Mathematical Modelling of the Intrarenal Renin Angiotensin System in Hypertension

Abstract

Hypertension is the leading cause of cardiovascular disease and premature death world-wide. It is a highly multi-factorial disease associated with multiple risk factors and patho-physiological changes, including impaired kidney function and an over-active renin angiotensin system (RAS). Many hypertensive actions of angiotensin II (Ang II), the primary bio-active product of the RAS, are mediated within the kidney; an organ that also expresses and independently regulates all RAS constituents. The interconnected nature of the systems involved makes it difficult, and in many cases impossible, to identify their individual contributions to the observed pathology in vivo. Thus, the goal of this thesis is to investigate the role of the local intrarenal RAS in the pathogenesis and progression of hypertension in silico. In particular, we first developed a computational model of the intrarenal and systemic RASs in isolation to unravel the mechanisms that mediate the former's over-activity in Ang II infused hypertensive rats (an experimental model of hypertension). Then, by extending the model to include a pharmacokinetic representation of an angiotensin receptor blocker (ARB), a common RAS-modulating anti-hypertensive therapy, we examined the impact of this class of medication on the kidney. Lastly, by coupling our model to one of whole-body blood pressure regulation in the rat and creating the first model of long-term blood pressure regulation that considers a intrarenal RAS, we zoomed back out to determine how the aforementioned effects actually contribute to blood pressure dis-regulation.

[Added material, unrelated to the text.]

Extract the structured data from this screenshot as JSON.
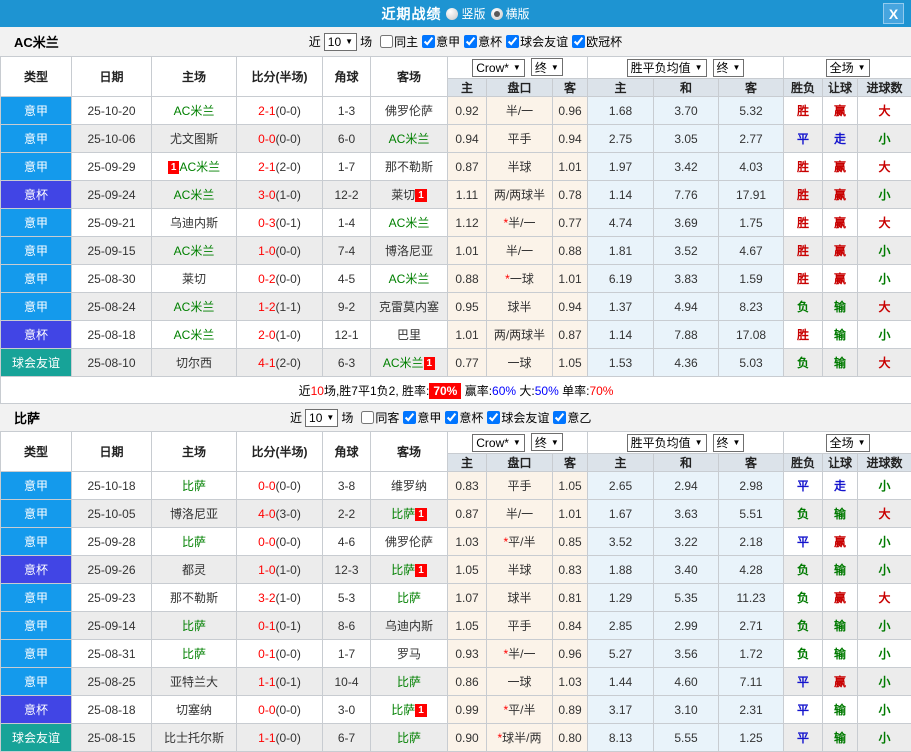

Our results suggest that Ang II accumulates in the kidney during the development of Ang II-induced hypertension because of enhanced angiotensin type 1 receptor (AT1R)-mediated uptake of circulating Ang II, which is facilitated by positive feedback on intrarenal AT1R expression. By inhibiting this feedback loop, and others inherent to the intrarenal RAS, ARBs effectively prevent intrarenal Ang II levels from increasing. However, it is rather by restricting Ang II to extracellular regions of the kidney that ARBs effectively restore normotension. In the absence of treatment, rising concentrations of cell-associated Ang II act to increase blood pressure by stimulating sodium reabsorption along the nephron. The timing of this response also affects blood pressure dynamics. Indeed, slow-pressor hypertension is a consequence of systemic and intrarenal RAS decoupling: The progressive accumulation of Ang II in the kidney permits the sequential activation of sodium reabsorption by aldosterone, then Ang II. Our results shed light on the functional importance of the intrarenal RAS in hypertension induced by Ang II infusion, and thus clinical hypertension associated with an over-active RAS.